A good Lego Level for a piece of content sits at the altitude where the reader can see what they're building and which pieces matter, without getting buried in how the pieces were manufactured. Too high and it's a marketing brochure. Too low and it's an architecture doc no buyer will finish.
Three things help me find the altitude.
Start from the outcome
Lego instructions are organized around the finished model, not around the properties of the individual bricks. Features alone don't mean anything to a buyer; they mean something when they're attached to a problem the buyer recognizes.
Before writing, pin down what "castle" you're showing. Pick a real scenario with a realistic environment and a clear before-and-after. Then work backwards from there. When you open with the outcome, everything you describe afterward has somewhere to land.
Skip the injection-molding details
When you sit down to build a Lego set, you don't want a lecture on the chemistry of ABS plastic or the calibration of the molding machines. Those details are true.

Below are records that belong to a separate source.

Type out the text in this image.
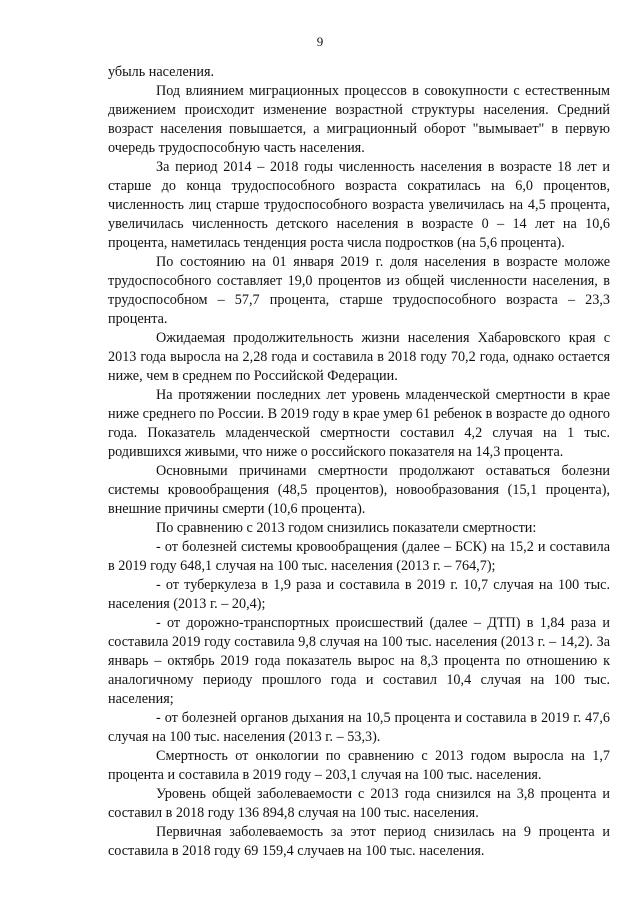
9

убыль населения.

Под влиянием миграционных процессов в совокупности с естественным движением происходит изменение возрастной структуры населения. Средний возраст населения повышается, а миграционный оборот "вымывает" в первую очередь трудоспособную часть населения.

За период 2014 – 2018 годы численность населения в возрасте 18 лет и старше до конца трудоспособного возраста сократилась на 6,0 процентов, численность лиц старше трудоспособного возраста увеличилась на 4,5 процента, увеличилась численность детского населения в возрасте 0 – 14 лет на 10,6 процента, наметилась тенденция роста числа подростков (на 5,6 процента).

По состоянию на 01 января 2019 г. доля населения в возрасте моложе трудоспособного составляет 19,0 процентов из общей численности населения, в трудоспособном – 57,7 процента, старше трудоспособного возраста – 23,3 процента.

Ожидаемая продолжительность жизни населения Хабаровского края с 2013 года выросла на 2,28 года и составила в 2018 году 70,2 года, однако остается ниже, чем в среднем по Российской Федерации.

На протяжении последних лет уровень младенческой смертности в крае ниже среднего по России. В 2019 году в крае умер 61 ребенок в возрасте до одного года. Показатель младенческой смертности составил 4,2 случая на 1 тыс. родившихся живыми, что ниже о российского показателя на 14,3 процента.

Основными причинами смертности продолжают оставаться болезни системы кровообращения (48,5 процентов), новообразования (15,1 процента), внешние причины смерти (10,6 процента).

По сравнению с 2013 годом снизились показатели смертности:

- от болезней системы кровообращения (далее – БСК) на 15,2 и составила в 2019 году 648,1 случая на 100 тыс. населения (2013 г. – 764,7);

- от туберкулеза в 1,9 раза и составила в 2019 г. 10,7 случая на 100 тыс. населения (2013 г. – 20,4);

- от дорожно-транспортных происшествий (далее – ДТП) в 1,84 раза и составила 2019 году составила 9,8 случая на 100 тыс. населения (2013 г. – 14,2). За январь – октябрь 2019 года показатель вырос на 8,3 процента по отношению к аналогичному периоду прошлого года и составил 10,4 случая на 100 тыс. населения;

- от болезней органов дыхания на 10,5 процента и составила в 2019 г. 47,6 случая на 100 тыс. населения (2013 г. – 53,3).

Смертность от онкологии по сравнению с 2013 годом выросла на 1,7 процента и составила в 2019 году – 203,1 случая на 100 тыс. населения.

Уровень общей заболеваемости с 2013 года снизился на 3,8 процента и составил в 2018 году 136 894,8 случая на 100 тыс. населения.

Первичная заболеваемость за этот период снизилась на 9 процента и составила в 2018 году 69 159,4 случаев на 100 тыс. населения.
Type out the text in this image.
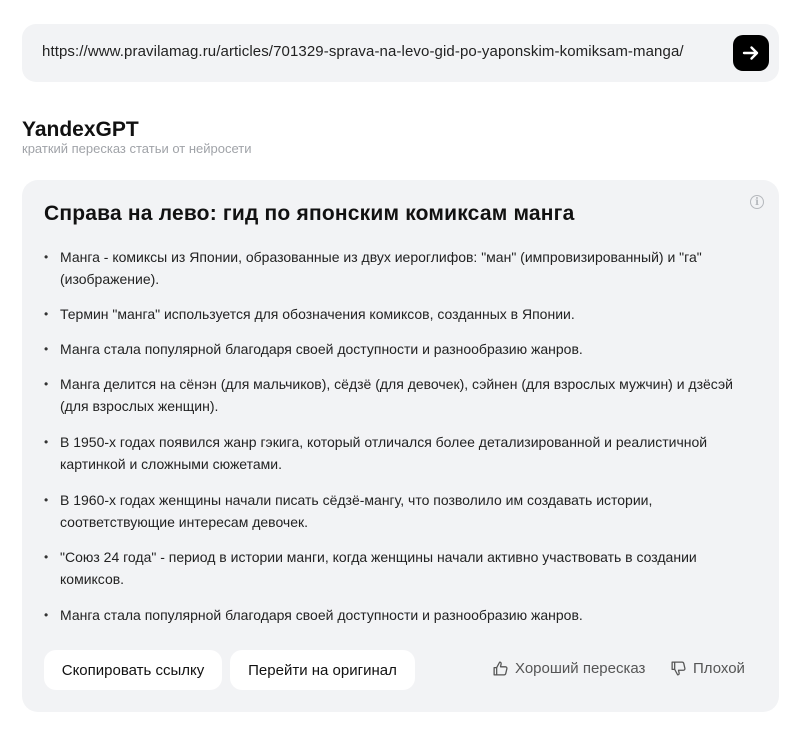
https://www.pravilamag.ru/articles/701329-sprava-na-levo-gid-po-yaponskim-komiksam-manga/
YandexGPT
краткий пересказ статьи от нейросети
i
Справа на лево: гид по японским комиксам манга
• Манга - комиксы из Японии, образованные из двух иероглифов: "ман" (импровизированный) и "га" (изображение).
• Термин "манга" используется для обозначения комиксов, созданных в Японии.
• Манга стала популярной благодаря своей доступности и разнообразию жанров.
• Манга делится на сёнэн (для мальчиков), сёдзё (для девочек), сэйнен (для взрослых мужчин) и дзёсэй (для взрослых женщин).
• В 1950-х годах появился жанр гэкига, который отличался более детализированной и реалистичной картинкой и сложными сюжетами.
• В 1960-х годах женщины начали писать сёдзё-мангу, что позволило им создавать истории, соответствующие интересам девочек.
• "Союз 24 года" - период в истории манги, когда женщины начали активно участвовать в создании комиксов.
• Манга стала популярной благодаря своей доступности и разнообразию жанров.
Скопировать ссылку	Перейти на оригинал	Хороший пересказ	Плохой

They are also useless for the job at hand.
The same thing is true of products. Stability, reasonable performance, working auth, basic compatibility – these are table stakes. If they're present, users barely notice them. Where technical marketing tends to get stuck is explaining architecture, dependency choices, or internal complexity that matters enormously to the team building the product and not at all to the buyer using it.
My editing test for this: for every paragraph, ask whether the reader needs it to snap the next piece together. If not, cut it – or move it to a reference doc where someone who actually wants that detail can find it. Architecture posts are great; just don't disguise them as solution content.
Match the builder
Two kinds of buyers show up, and they want very different things.
Some are building the 9,000-piece Death Star. The product is big, the use case is complicated, and if you hand them a bag of parts and wish them luck they'll close the tab. These readers want a sequenced blueprint – the screens, commands, and config they need to get from box to finished build, without being re-taught the fundamentals they already know.
Others just want to play. They don't want a walkthrough. They want to know what pieces exist, how those pieces interconnect, and a handful of examples of what's possible. For them the Lego Level looks like a well-organized parts map: clean API docs, schemas, small recipes. Then you get out of their way.
Most products need both kinds of content. Problems start when you try to serve one reader with content built for the other.
Turning it into a habit
Nothing about this is a one-time exercise. A few things I try to do every time:
- Decide on the finished build before writing. A real problem, a realistic environment, a clear outcome. If I can't name those, I'm not ready to write yet.
- Use the customer's language for the pieces. Internal feature names and project codenames creep into drafts. Replace them with whatever a new user would call the thing.
- Show how pieces connect. Diagrams, short walkthroughs, and code samples that mirror a real workflow beat isolated feature descriptions almost every time.
- Move internals out of solution content. If a paragraph is really about how something is built rather than how to use it, it belongs in a reference or architecture post.
- Write for more than one altitude. Step-by-step guides for the first group; quickstart repos, API references, and diagrams for the second.
The short version: stop describing the bricks. Start showing what gets built with them.